ZIC1

Management

Management
Management by a multidisciplinary team with composition depending on patient features.
The long-term follow-up of patients should be coordinated by a Paediatrician with input from a Paediatric neurologist as required. If there is craniosynostosis, management of this will be led by a Craniofacial surgeon working closely with a multi-disciplinary Craniofacial team including input from Ophthalmology, Speech and Language therapy, Psychology, with Clincal Genetics advice as appropriate.

Special attention should be given to:

  • Detection and management of coronal craniosynostosis including monitoring for raised intracranial pressure.
  • Monitoring developmental progress, with attention to social/communication issues.
  • Monitoring for progressive spine deformities.
  • Monitoring for strabismus.
  • Regular neurological evaluation.

Genetic counselling
Inheritance of ZIC1 mutations shows an autosomal dominant pattern.

The majority of reported pathogenic variants have occurred de novo and are associated with a severe phenotype. Although in general recurrence risks associated with de novo cases are low, caution should be exercised when counseling for the recurrence risk to subsequent pregnancies for ZIC1 mutation.
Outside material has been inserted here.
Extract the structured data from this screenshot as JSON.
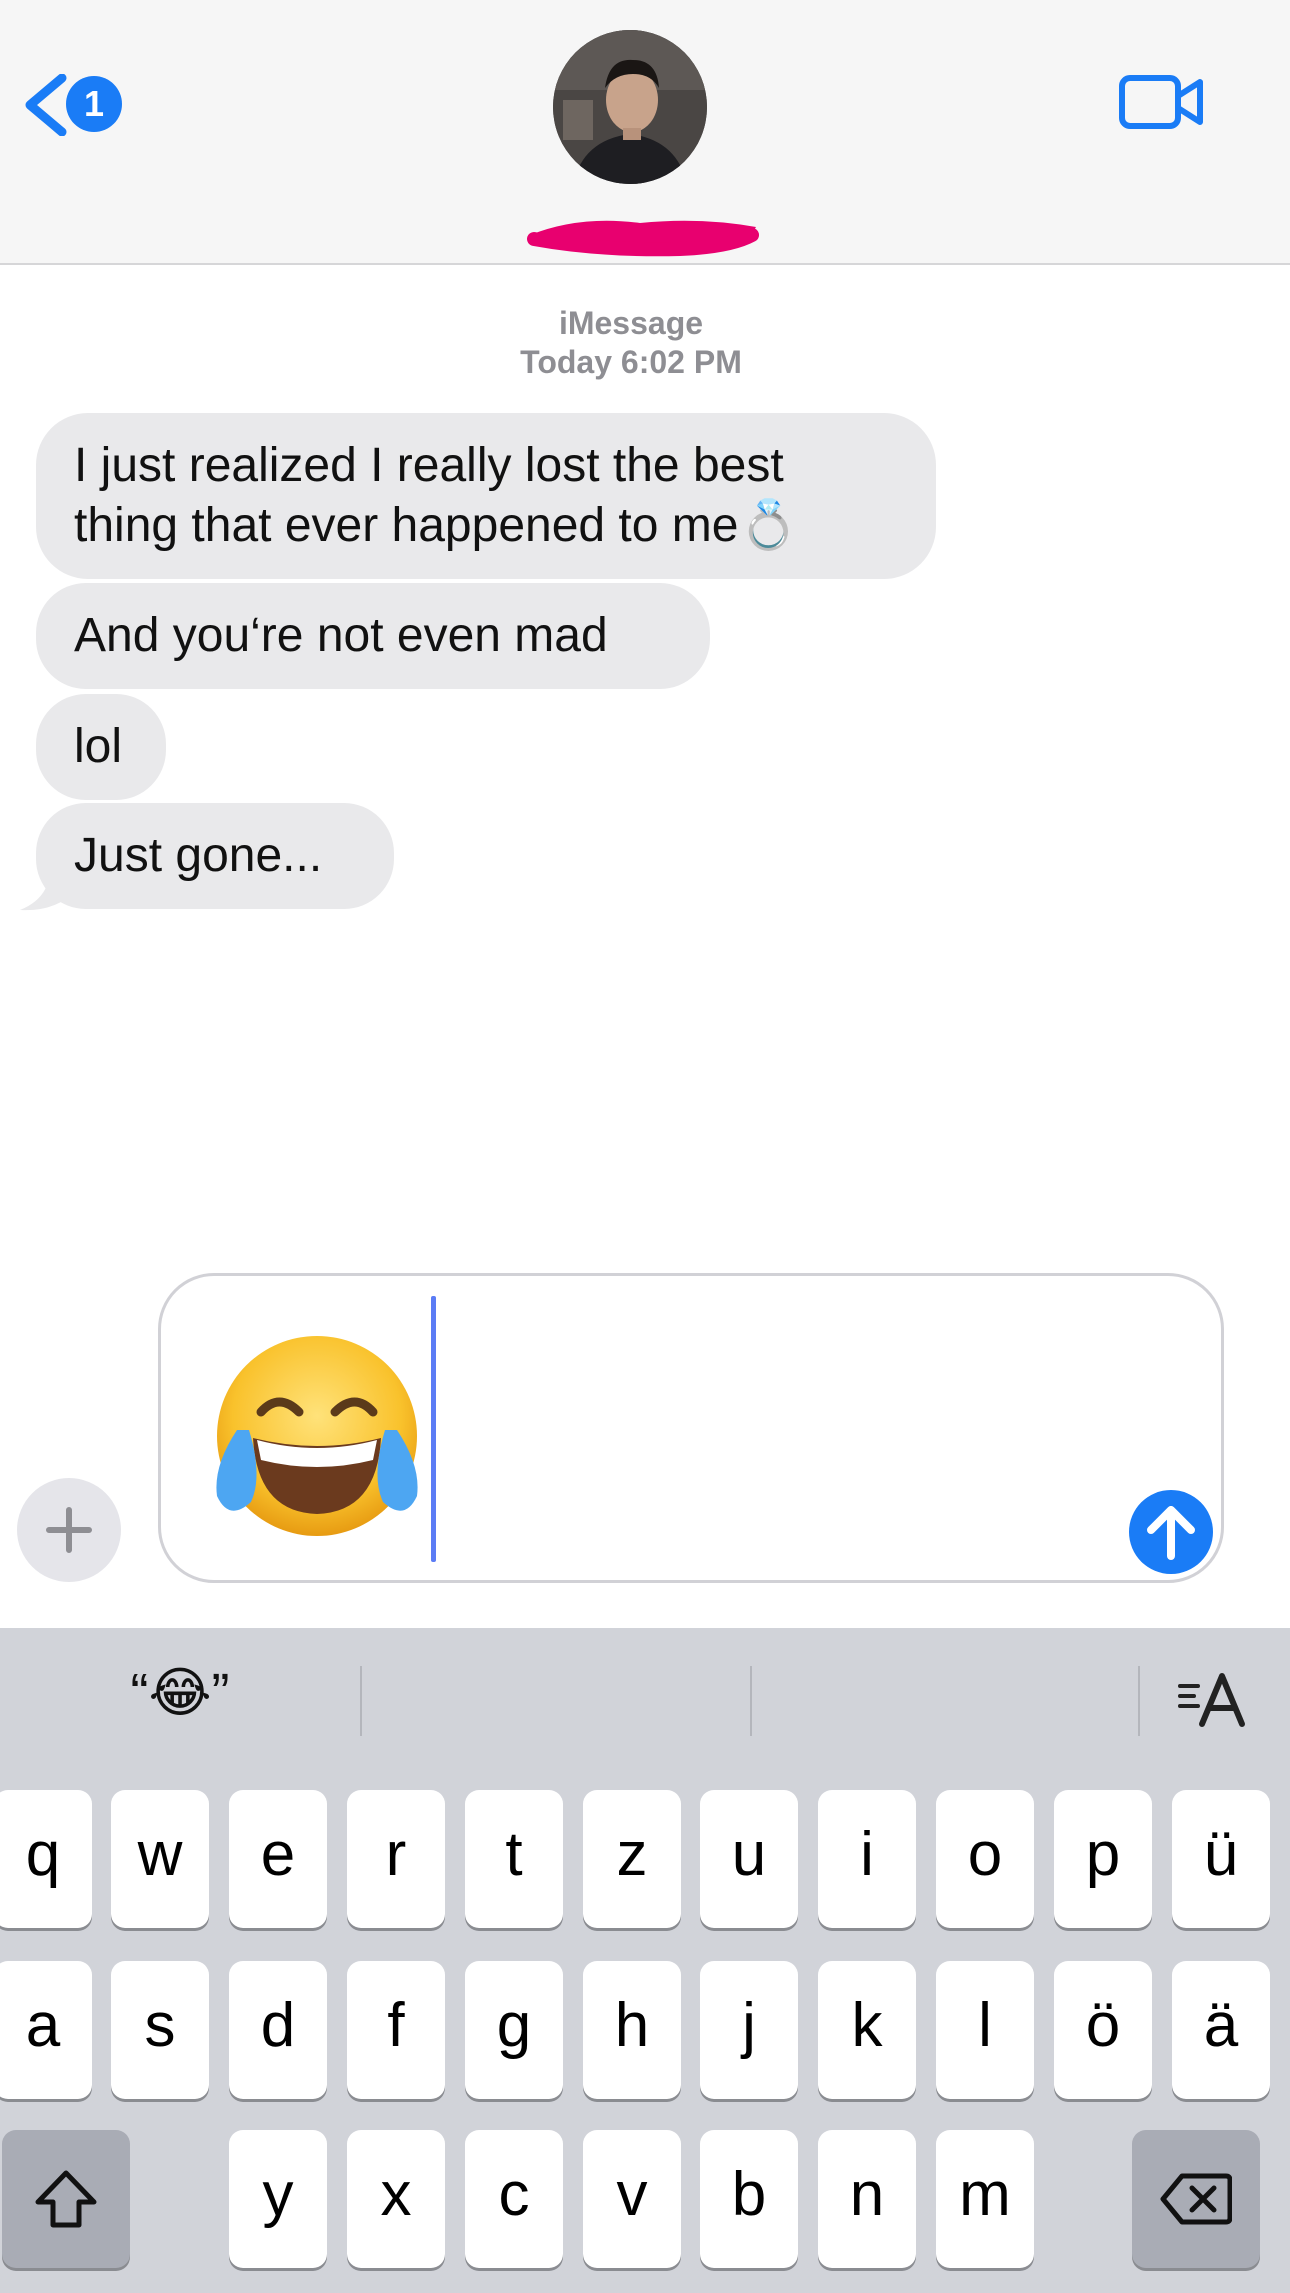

We do not yet know how prevalent ZIC1 mosaicism will be (currently 2 mosaic variants out of 8) , but likely gonadal mosaicism in one of the unaffected parents of two siblings carrying a ZIC1 mutation has been reported and in this situation the recurrence risk is up to 50%.
A pathogenic missense ZIC1 variant has been described in a 3-generation family segregating milder features of the condition. A patient carrying a pathogenic variant in ZIC1 has a 50% risk (1 in 2 chance) of passing on this variant to his/her offspring.

Prenatal diagnosis is possible if requested by the parents.